What we’re taught as children sticks with us for a long time. And coming to terms with the failings of our earliest teachers can be a painful process. Now in my third year at this university, my days consumed by the study of new languages and new ideas, I still cannot stop thinking about the things I was taught many years ago, at the small Jewish elementary school I attended until fifth grade.

It is not surprising to anyone that Jewish primary education in the United States focuses heavily on Israel. But it is important that we be clear about what this “Israel education” actually entails. Israel education, as it is presented in the overwhelming majority of American Jewish day and Hebrew schools, mine included, is not concerned with the political or social history of Israel, a fascinating and complicated subject that deserves serious study. Rarely discussed, as well, are the histories of Jewish nationalism and nationhood, topics of urgent import that all Jews should take interest in.

Instead, what is presented in classrooms across the Galut (the Jewish diaspora) can best be described as attitude training, a kind of ideological conditioning. From an early age, students are taught to identify with the state of Israel and to defend it from criticism; in many cases, students are taught to consider themselves as a part of the Israeli public. I certainly was. Nowhere in this process are the nuances of Jewish history introduced. It is painfully clear that this education is not about critical inquiry. It is the cultivation of a highly complacent ignorance.
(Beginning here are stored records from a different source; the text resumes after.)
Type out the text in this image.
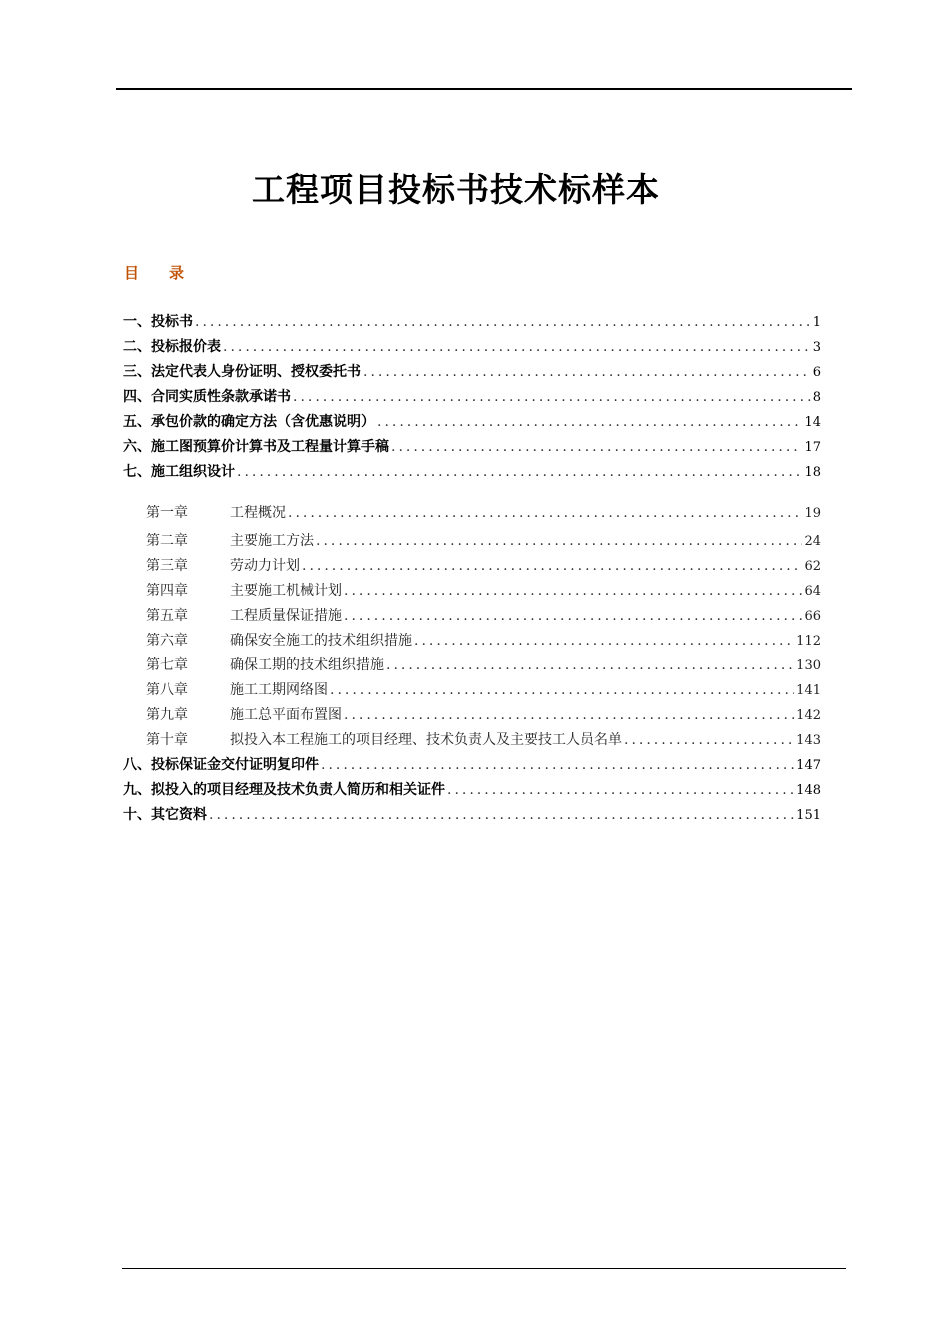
工程项目投标书技术标样本
目 录
一、投标书 .....	1
二、投标报价表 .....	3
三、法定代表人身份证明、授权委托书 .....	6
四、合同实质性条款承诺书 .....	8
五、承包价款的确定方法（含优惠说明） .....	14
六、施工图预算价计算书及工程量计算手稿 .....	17
七、施工组织设计 .....	18
第一章	工程概况 .....	19
第二章	主要施工方法 .....	24
第三章	劳动力计划 .....	62
第四章	主要施工机械计划 .....	64
第五章	工程质量保证措施 .....	66
第六章	确保安全施工的技术组织措施 .....	112
第七章	确保工期的技术组织措施 .....	130
第八章	施工工期网络图 .....	141
第九章	施工总平面布置图 .....	142
第十章	拟投入本工程施工的项目经理、技术负责人及主要技工人员名单 .....	143
八、投标保证金交付证明复印件 .....	147
九、拟投入的项目经理及技术负责人简历和相关证件 .....	148
十、其它资料 .....	151
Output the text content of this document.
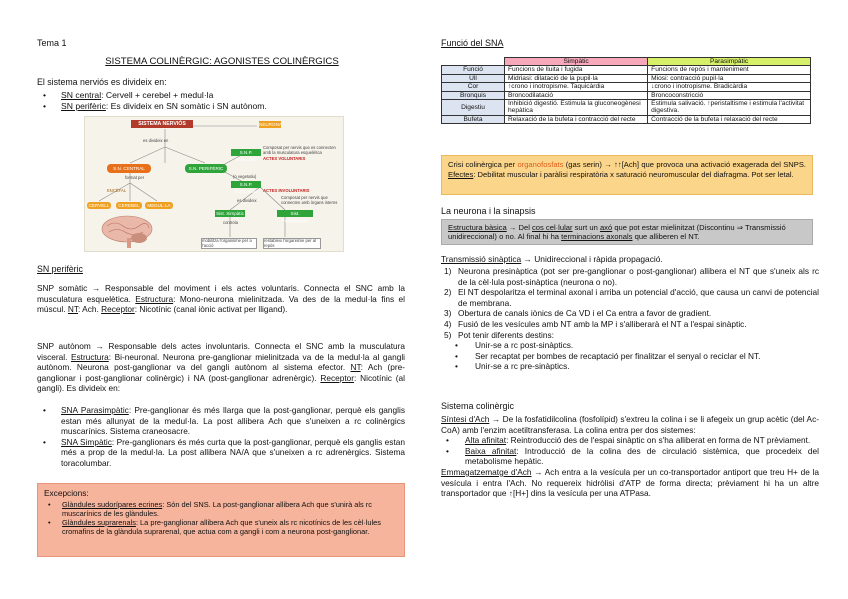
Tema 1
SISTEMA COLINÈRGIC: AGONISTES COLINÈRGICS
El sistema nerviós es divideix en:
• SN central: Cervell + cerebel + medul·la
• SN perifèric: Es divideix en SN somàtic i SN autònom.
SISTEMA NERVIÓS	NEURONA
es divideix en
S.N. CENTRAL	S.N. PERIFÈRIC
format per
CERVELL	CEREBEL	MEDUL·LA
ENCÈFAL
S.N.P. SOMÀTIC	ACTES VOLUNTARIS
Composat per nervis que es connecten amb la musculatura esquelètica
(o vegetatiu)
S.N.P. AUTÒNOM	ACTES INVOLUNTARIS
Composat per nervis que connecten amb òrgans interns
es divideix
Sist. Simpàtic	Sist. Parasimpàtic
controla
mobilitza l'organisme per a l'acció
restableix l'organisme per al repòs
SN perifèric

SNP somàtic → Responsable del moviment i els actes voluntaris. Connecta el SNC amb la musculatura esquelètica. Estructura: Mono-neurona mielinitzada. Va des de la medul·la fins el múscul. NT: Ach. Receptor: Nicotínic (canal iònic activat per lligand).

SNP autònom → Responsable dels actes involuntaris. Connecta el SNC amb la musculatura visceral. Estructura: Bi-neuronal. Neurona pre-ganglionar mielinitzada va de la medul·la al gangli autònom. Neurona post-ganglionar va del gangli autònom al sistema efector. NT: Ach (pre-ganglionar i post-ganglionar colinèrgic) i NA (post-ganglionar adrenèrgic). Receptor: Nicotínic (al gangli). Es divideix en:

• SNA Parasimpàtic: Pre-ganglionar és més llarga que la post-ganglionar, perquè els ganglis estan més allunyat de la medul·la. La post allibera Ach que s'uneixen a rc colinèrgics muscarínics. Sistema craneosacre.
• SNA Simpàtic: Pre-ganglionars és més curta que la post-ganglionar, perquè els ganglis estan més a prop de la medul·la. La post allibera NA/A que s'uneixen a rc adrenèrgics. Sistema toracolumbar.
Excepcions:
• Glàndules sudorípares ecrines: Són del SNS. La post-ganglionar allibera Ach que s'unirà als rc muscarínics de les glàndules.
• Glàndules suprarenals: La pre-ganglionar allibera Ach que s'uneix als rc nicotínics de les cèl·lules cromafins de la glàndula suprarenal, que actua com a gangli i com a neurona post-ganglionar.
Funció del SNA
	Simpàtic	Parasimpàtic
Funció	Funcions de lluita i fugida	Funcions de repòs i manteniment
Ull	Midriasi: dilatació de la pupil·la	Miosi: contracció pupil·la
Cor	↑crono i inotropisme. Taquicàrdia	↓crono i inotropisme. Bradicàrdia
Bronquis	Broncodilatació	Broncoconstricció
Digestiu	Inhibició digestió. Estimula la gluconeogènesi hepàtica	Estimula salivació. ↑peristaltisme i estimula l'activitat digestiva.
Bufeta	Relaxació de la bufeta i contracció del recte	Contracció de la bufeta i relaxació del recte

Crisi colinèrgica per organofosfats (gas serin) → ↑↑[Ach] que provoca una activació exagerada del SNPS. Efectes: Debilitat muscular i paràlisi respiratòria x saturació neuromuscular del diafragma. Pot ser letal.

La neurona i la sinapsis

Estructura bàsica → Del cos cel·lular surt un axó que pot estar mielinitzat (Discontinu ⇒ Transmissió unidireccional) o no. Al final hi ha terminacions axonals que alliberen el NT.

Transmissió sinàptica → Unidireccional i ràpida propagació.
1) Neurona presinàptica (pot ser pre-ganglionar o post-ganglionar) allibera el NT que s'uneix als rc de la cèl·lula post-sinàptica (neurona o no).
2) El NT despolaritza el terminal axonal i arriba un potencial d'acció, que causa un canvi de potencial de membrana.
3) Obertura de canals iònics de Ca VD i el Ca entra a favor de gradient.
4) Fusió de les vesícules amb NT amb la MP i s'alliberarà el NT a l'espai sinàptic.
5) Pot tenir diferents destins:
• Unir-se a rc post-sinàptics.
• Ser recaptat per bombes de recaptació per finalitzar el senyal o reciclar el NT.
• Unir-se a rc pre-sinàptics.
Sistema colinèrgic

Síntesi d'Ach → De la fosfatidilcolina (fosfolípid) s'extreu la colina i se li afegeix un grup acètic (del Ac-CoA) amb l'enzim acetiltransferasa. La colina entra per dos sistemes:

• Alta afinitat: Reintroducció des de l'espai sinàptic on s'ha alliberat en forma de NT prèviament.
• Baixa afinitat: Introducció de la colina des de circulació sistèmica, que procedeix del metabolisme hepàtic.

Emmagatzematge d'Ach → Ach entra a la vesícula per un co-transportador antiport que treu H+ de la vesícula i entra l'Ach. No requereix hidròlisi d'ATP de forma directa; prèviament hi ha un altre transportador que ↑[H+] dins la vesícula per una ATPasa.
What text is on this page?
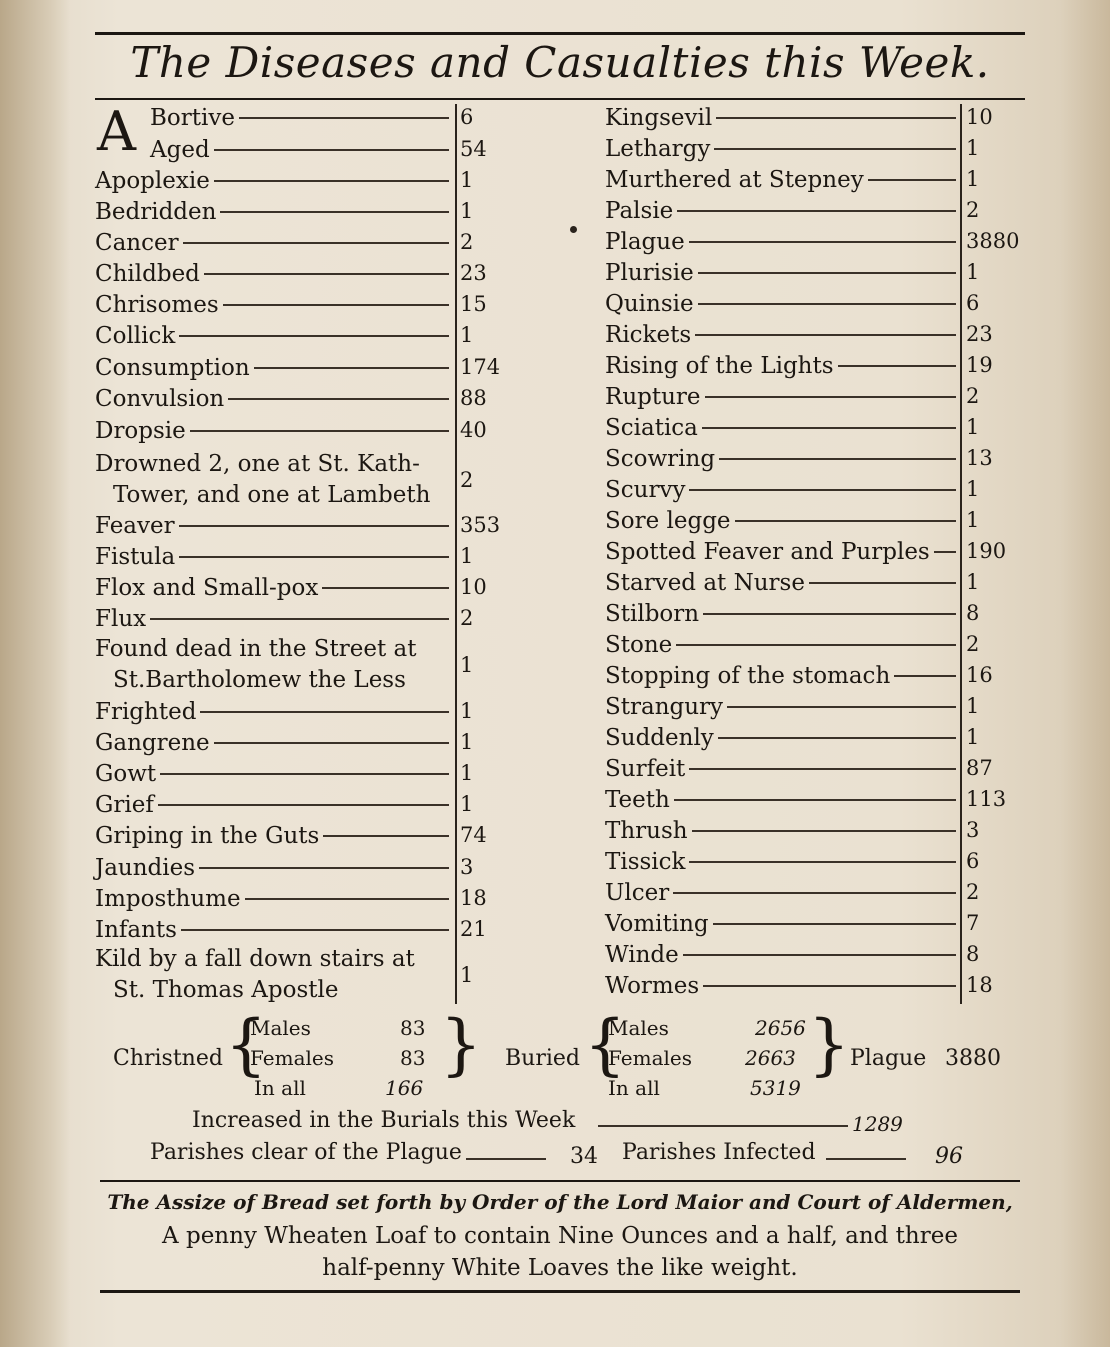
The Diseases and Casualties this Week.
A
Drowned 2, one at St. Kath-
Tower, and one at Lambeth
2
Found dead in the Street at
St.Bartholomew the Less
1
Kild by a fall down stairs at
St. Thomas Apostle
1
Christned {
Males	83
Females	83
In all	166
} Buried {
Males	2656
Females	2663
In all	5319
} Plague 3880
Increased in the Burials this Week	1289
Parishes clear of the Plague	34 Parishes Infected	96
The Assize of Bread set forth by Order of the Lord Maior and Court of Aldermen,
A penny Wheaten Loaf to contain Nine Ounces and a half, and three
half-penny White Loaves the like weight.
Bortive	6
Aged	54
Apoplexie	1
Bedridden	1
Cancer	2
Childbed	23
Chrisomes	15
Collick	1
Consumption	174
Convulsion	88
Dropsie	40
Feaver	353
Fistula	1
Flox and Small-pox	10
Flux	2
Frighted	1
Gangrene	1
Gowt	1
Grief	1
Griping in the Guts	74
Jaundies	3
Imposthume	18
Infants	21
Kingsevil	10
Lethargy	1
Murthered at Stepney	1
Palsie	2
Plague	3880
Plurisie	1
Quinsie	6
Rickets	23
Rising of the Lights	19
Rupture	2
Sciatica	1
Scowring	13
Scurvy	1
Sore legge	1
Spotted Feaver and Purples 190
Starved at Nurse	1
Stilborn	8
Stone	2
Stopping of the stomach	16
Strangury	1
Suddenly	1
Surfeit	87
Teeth	113
Thrush	3
Tissick	6
Ulcer	2
Vomiting	7
Winde	8
Wormes	18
Creating an uncritical Jewish public is, at least to some extent, the explicit goal of right-wing American organizations that claim to act in Israel’s interest. Take, for example, The David Project, a group designed to teach college students to “defend Israel” against pro-Palestinian campus activists. The Project has extensive “pro-Israel” programming, a curriculum comprised of talking points. One is struck by how unsettling a mission that is: to have American Jews be taught a set of political positions, to memorize a pro-Israel fact sheet. It’s almost as if these organizations themselves acknowledge that there is something rotten in Denmark, something that needs training to excuse.

It would be no exaggeration to say that there is, and has been, a deliberate attempt to pull the wool over the eyes of young Jewish-Americans on the subject of Israel. It’s no wonder, then, that the vacation program Birthright is free, but language grants to Israel — the kind that give you the language training to understand conditions on the ground — are few and far between. This also explains why the majority of maps displayed in Jewish educational institutions, including the one I attended, are drawn without the Green Line. This ignorance is the precondition for unquestioned nationalism.

Some within the American Jewish community are more than willing to defend this deliberate attempt to cultivate ignorance among American Jews. They argue that Israel’s safety and security are paramount, warranting an aggressive PR campaign to defend Israel. I intensely disagree with this position. Any discussion of Israel must include the bad as well as the good. There should be nothing to hide. No one should graduate from a day school without knowing about settlements and the Occupation in full.

But I believe that there is another dimension to this conversation, one that is too often ignored: The effects of this pervasive nationalism on us Jews ourselves. We Jewish people of all political and religious commitments should lament the effects of this ignorant and complacent nationalism on the cultural, spiritual and intellectual life of our community. In our day schools and Hebrew schools, ideological programming meant to defend Israel is taught at the expense of Jewish religious teachings, Jewish history and the diversity of the Jewish political tradition. Our contemporary climate of willful ignorance degrades the discourse of our communities. It threatens to turn a people whose history has been characterized by the critique of nation-states into a people willing to limit our own intellectual and moral horizons for the defense of such a state. This is unacceptable even if that state claims to be a homeland for all Jews.

The removal of this ignorance is not simply a vague communal obligation. It is one that, I believe, every Jewish-American has, namely to build a Jewish identity for yourself far, far removed from the promise of a free Birthright adventure. At Yale, this might mean taking courses on Jewish history, or becoming a regular at prayer services, or learning a Jewish language. Grasp onto whatever tools you can, and run with them. It is only through this refashioning of ourselves that we might first repair our community and eventually repair the world.